Donc, ma situation : plus de boulot, célibataire, pas de contraintes familiales qui me retiennent ici, un appartement trop cher pour ce qu’il est et une voiture qui va bientôt me mourir dans les bras… En gros rien. J’ai RIEN ! Il faut que je réfléchisse à la suite… Je retourne à ma voiture, passe un coup de fil à une copine pour savoir si elle est chez elle. Elle me dit oui et je m’y arrête avant de rentrer chez moi. En temps normal, j’aurais choisi d’aller courir mais ce n’est pas un « temps normal » et je demande donc à ma copine de me filer de quoi fumer… J’ai toujours entendu mes amis me dire que ça les aide dans leurs réflexions (Mais bien sûr !). Disons que la fois où j’ai essayé, ça m’a plutôt brulé le cerveau au point que j’oubliais ce que je disais au milieu de mes phrases. Mais si je fais ça solo, ce sera peut-être différent (C’est ça… Qui j’essaie de convaincre ?). Je passe donc chez elle, on discute cinq minutes, elle me donne ce que j’ai « besoin » et je retourne à mon appart. J’allume le joint et le commence… Putain, c’est dégueulasse ce truc ! Je tire quelques lattes de plus… Laisse tomber ! Je l’écrase, dégoutée…

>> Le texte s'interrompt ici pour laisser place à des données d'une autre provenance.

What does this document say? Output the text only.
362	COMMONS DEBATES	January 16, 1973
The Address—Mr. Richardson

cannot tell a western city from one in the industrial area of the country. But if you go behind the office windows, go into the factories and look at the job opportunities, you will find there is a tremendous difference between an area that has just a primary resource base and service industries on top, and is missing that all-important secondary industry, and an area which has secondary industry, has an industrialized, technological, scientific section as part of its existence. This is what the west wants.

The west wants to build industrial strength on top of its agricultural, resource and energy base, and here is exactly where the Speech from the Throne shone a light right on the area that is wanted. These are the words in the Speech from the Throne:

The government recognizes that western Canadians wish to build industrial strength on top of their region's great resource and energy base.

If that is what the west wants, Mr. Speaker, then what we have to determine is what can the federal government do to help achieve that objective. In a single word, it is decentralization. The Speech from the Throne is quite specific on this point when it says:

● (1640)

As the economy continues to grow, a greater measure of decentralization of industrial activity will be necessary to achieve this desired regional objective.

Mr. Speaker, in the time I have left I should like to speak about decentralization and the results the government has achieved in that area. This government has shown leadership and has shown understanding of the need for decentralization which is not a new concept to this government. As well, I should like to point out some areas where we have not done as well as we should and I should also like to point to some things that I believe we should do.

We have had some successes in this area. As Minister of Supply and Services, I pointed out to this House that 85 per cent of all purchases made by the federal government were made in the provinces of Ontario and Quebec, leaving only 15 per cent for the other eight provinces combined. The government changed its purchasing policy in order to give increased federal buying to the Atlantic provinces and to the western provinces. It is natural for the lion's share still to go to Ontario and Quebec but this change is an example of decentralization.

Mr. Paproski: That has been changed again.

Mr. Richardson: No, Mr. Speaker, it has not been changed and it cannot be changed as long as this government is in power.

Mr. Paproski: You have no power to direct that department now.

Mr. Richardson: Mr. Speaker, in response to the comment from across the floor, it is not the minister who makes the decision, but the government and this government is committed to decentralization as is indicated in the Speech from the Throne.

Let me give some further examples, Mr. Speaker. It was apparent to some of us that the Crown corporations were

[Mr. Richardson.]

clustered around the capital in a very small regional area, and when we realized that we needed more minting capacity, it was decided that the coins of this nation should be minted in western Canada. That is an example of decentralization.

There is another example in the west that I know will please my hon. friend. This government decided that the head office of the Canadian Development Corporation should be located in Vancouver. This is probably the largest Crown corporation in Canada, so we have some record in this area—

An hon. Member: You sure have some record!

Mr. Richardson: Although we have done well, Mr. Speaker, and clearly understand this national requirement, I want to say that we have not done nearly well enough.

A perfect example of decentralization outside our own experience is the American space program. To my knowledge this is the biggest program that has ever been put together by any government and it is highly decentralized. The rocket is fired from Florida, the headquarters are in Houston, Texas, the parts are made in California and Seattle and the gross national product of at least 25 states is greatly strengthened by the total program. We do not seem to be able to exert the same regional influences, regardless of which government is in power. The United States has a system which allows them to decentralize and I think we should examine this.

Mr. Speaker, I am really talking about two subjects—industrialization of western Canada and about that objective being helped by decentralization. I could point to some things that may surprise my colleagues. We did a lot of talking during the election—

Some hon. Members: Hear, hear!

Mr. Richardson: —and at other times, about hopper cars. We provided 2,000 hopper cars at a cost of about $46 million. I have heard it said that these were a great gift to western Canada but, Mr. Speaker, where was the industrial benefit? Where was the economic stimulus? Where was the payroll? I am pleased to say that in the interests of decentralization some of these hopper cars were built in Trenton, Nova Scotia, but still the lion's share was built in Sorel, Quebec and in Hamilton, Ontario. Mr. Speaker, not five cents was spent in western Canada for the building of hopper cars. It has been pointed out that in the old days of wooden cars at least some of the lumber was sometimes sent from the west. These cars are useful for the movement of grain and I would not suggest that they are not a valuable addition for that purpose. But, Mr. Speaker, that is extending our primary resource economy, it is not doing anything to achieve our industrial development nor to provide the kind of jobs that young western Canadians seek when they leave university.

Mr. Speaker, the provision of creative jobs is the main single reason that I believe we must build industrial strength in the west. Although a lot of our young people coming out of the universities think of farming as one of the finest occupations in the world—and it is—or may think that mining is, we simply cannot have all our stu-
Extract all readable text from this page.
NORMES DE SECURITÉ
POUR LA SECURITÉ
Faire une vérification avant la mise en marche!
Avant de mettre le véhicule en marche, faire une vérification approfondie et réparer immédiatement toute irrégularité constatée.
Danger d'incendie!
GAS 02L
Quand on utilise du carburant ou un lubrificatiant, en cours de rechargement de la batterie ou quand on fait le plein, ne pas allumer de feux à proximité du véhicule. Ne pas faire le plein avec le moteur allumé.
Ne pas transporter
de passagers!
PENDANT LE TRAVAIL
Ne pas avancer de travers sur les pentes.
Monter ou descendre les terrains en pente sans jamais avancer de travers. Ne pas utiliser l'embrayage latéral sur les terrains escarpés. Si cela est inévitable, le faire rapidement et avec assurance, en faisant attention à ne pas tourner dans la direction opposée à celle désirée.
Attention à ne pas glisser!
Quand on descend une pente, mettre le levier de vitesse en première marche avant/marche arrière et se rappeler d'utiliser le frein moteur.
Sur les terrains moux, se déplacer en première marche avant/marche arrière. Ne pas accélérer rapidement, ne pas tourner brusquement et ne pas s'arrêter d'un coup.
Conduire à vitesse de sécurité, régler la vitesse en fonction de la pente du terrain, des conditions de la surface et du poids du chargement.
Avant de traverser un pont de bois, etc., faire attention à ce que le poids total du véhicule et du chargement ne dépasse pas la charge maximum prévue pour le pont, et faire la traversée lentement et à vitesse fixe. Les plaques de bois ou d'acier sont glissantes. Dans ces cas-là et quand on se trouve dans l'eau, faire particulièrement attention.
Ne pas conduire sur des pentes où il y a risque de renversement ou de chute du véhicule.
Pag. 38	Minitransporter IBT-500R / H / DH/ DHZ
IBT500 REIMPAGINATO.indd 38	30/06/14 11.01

Je me mets à chantonner une chanson qui parle de voyages… Voyager ? Mais c’est ça ! Une ampoule s’allume dans mon cerveau, une case vient de s’éclairer… Je saute sur mon ordi pour checker mon compte en banque. J’ai de quoi faire pour un bon bout. Je regarde un atlas… Où aller ? Là où la vie est peu chère… Un endroit qui peut me sortir de ma zone de confort… Thaïlande ? Trop réputée, trop touristique… Malaisie ? Jamais entendue parler plus que ça… Inde ? Attirant… Bangladesh ? Pourquoi pas Vietnam ? Mmmh… Je fais quelques recherches et ma décision se pose sur l’Inde. Les commentaires des gens sont intéressants et beaucoup parlent de dépaysement total, de couleurs éclatantes, d’odeurs inconnues, ainsi que de ashrams, de méditation et de yoga… Ce serait peut-être une bonne chose pour mon cerveau hyperactif que d’apprendre à méditer. Je fais un arrêt sur le site des visas et fais ma demande… Quelques semaines d’attente… Parfait… Ça va me laisser le temps de faire ce qu’il faut pour rendre mon appartement, vendre ma voiture, laisser mes quelques affaires chez mes parents et dire au revoir à tout le monde…

 

Quatre semaines plus tard, je suis à l’aéroport avec mon passeport, mon visa et un gros sac à dos. Je suis prête pour l’aventure… Prête à tout laisser de côté pour vivre quelque chose de nouveau, d’enrichissant et probablement de… plus d’adjectifs auxquels je ne peux penser maintenant, mais que j’aurai trouvé d’ici la fin de mon voyage… Enfin, ceci est si je ne meurs pas avant dans un accident de tuk-tuk ou de bus… OMG ! Mais ils conduisent comme tes tarés… Mais qu’est-ce qui m’a prit ?… Respire… Ferme les yeux… Fais le vide… Je réalise que proche de la mort (ce n’est pas une exagération là de suite !), mon mental est un peu plus calme… Ça doit être pour ça que l’Inde est le pays de la méditation. Dès qu’ils sont sur leurs routes ils ne pensent pas tellement ils sont concentrés… ou terrifiés… Ça les plonge tous dans le moment présent… Oh putain, freine au lieu de gueuler ! Il va la tuer la vache ! Haaaaaaa… Mon cœur va me lâcher… Je ne suis définitivement plus dans ma zone de confort… Peut-être, et surtout j’espère, que je reviendrai vivante… Sur ce, Namasté… Que la paix soit avec vous… Ou au moins que la vie reste en vous…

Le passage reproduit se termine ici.